Intervention de Adrien Quatennens

Réunion du mercredi 11 octobre 2017 à 16h30
Commission des affaires sociales

Photo issue du site de l'Assemblée nationale ou de WikipediaAdrien Quatennens :

Peut-être avez-vous vu le reportage télévisé que l'émission Cash Investigation a consacré aux conditions de travail dans les entrepôts de l'enseigne Lidl. On y apprend que non seulement les magasiniers sont affublés d'un casque à travers lequel une intelligence artificielle leur dicte tous leurs mouvements, mais qu'en plus ils portent des charges lourdes – jusqu'à 8 tonnes par jour.
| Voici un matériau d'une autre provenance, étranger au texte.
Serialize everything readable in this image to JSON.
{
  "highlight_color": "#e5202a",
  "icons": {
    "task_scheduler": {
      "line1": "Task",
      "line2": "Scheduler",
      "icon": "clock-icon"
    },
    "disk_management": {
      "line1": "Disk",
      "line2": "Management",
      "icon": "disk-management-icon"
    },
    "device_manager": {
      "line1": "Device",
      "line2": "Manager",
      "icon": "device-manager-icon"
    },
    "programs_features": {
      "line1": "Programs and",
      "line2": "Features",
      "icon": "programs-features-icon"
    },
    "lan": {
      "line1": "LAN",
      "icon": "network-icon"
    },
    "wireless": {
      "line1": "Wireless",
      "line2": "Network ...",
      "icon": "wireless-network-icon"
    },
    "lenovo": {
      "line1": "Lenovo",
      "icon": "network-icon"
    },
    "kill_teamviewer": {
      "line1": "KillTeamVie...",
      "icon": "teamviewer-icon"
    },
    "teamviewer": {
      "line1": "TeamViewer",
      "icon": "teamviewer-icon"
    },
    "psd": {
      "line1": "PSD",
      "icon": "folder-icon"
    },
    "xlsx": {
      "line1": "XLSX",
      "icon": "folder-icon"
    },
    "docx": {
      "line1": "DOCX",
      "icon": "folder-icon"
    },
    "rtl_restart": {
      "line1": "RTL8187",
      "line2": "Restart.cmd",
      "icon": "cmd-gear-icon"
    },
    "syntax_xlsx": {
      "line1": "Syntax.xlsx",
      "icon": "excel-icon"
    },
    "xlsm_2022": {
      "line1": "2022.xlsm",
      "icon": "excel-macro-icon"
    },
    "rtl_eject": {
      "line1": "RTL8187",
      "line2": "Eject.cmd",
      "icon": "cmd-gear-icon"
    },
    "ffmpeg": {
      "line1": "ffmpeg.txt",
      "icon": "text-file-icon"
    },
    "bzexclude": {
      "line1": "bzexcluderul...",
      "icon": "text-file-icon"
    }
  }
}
C'est pourquoi les dos lâchent, les nerfs craquent et la souffrance au travail génère des maladies professionnelles.

La preuve est faite que la pénibilité n'est pas une vieillerie de l'époque des mines de charbon et de l'« âge d'or » du travail à la chaîne. Dans notre économie tertiarisée, des ouvriers usent toujours leurs corps à produire et leurs conditions de travail empirent. Pourtant, votre Gouvernement semble nier cette réalité, ou la mépriser. Les ordonnances réformant le code du travail n'osent-elles pas nous présenter la suppression des CHSCT comme un progrès alors que cette instance permettait aux salariés d'expertiser en toute indépendance les risques auxquelles ils sont confrontés quotidiennement ?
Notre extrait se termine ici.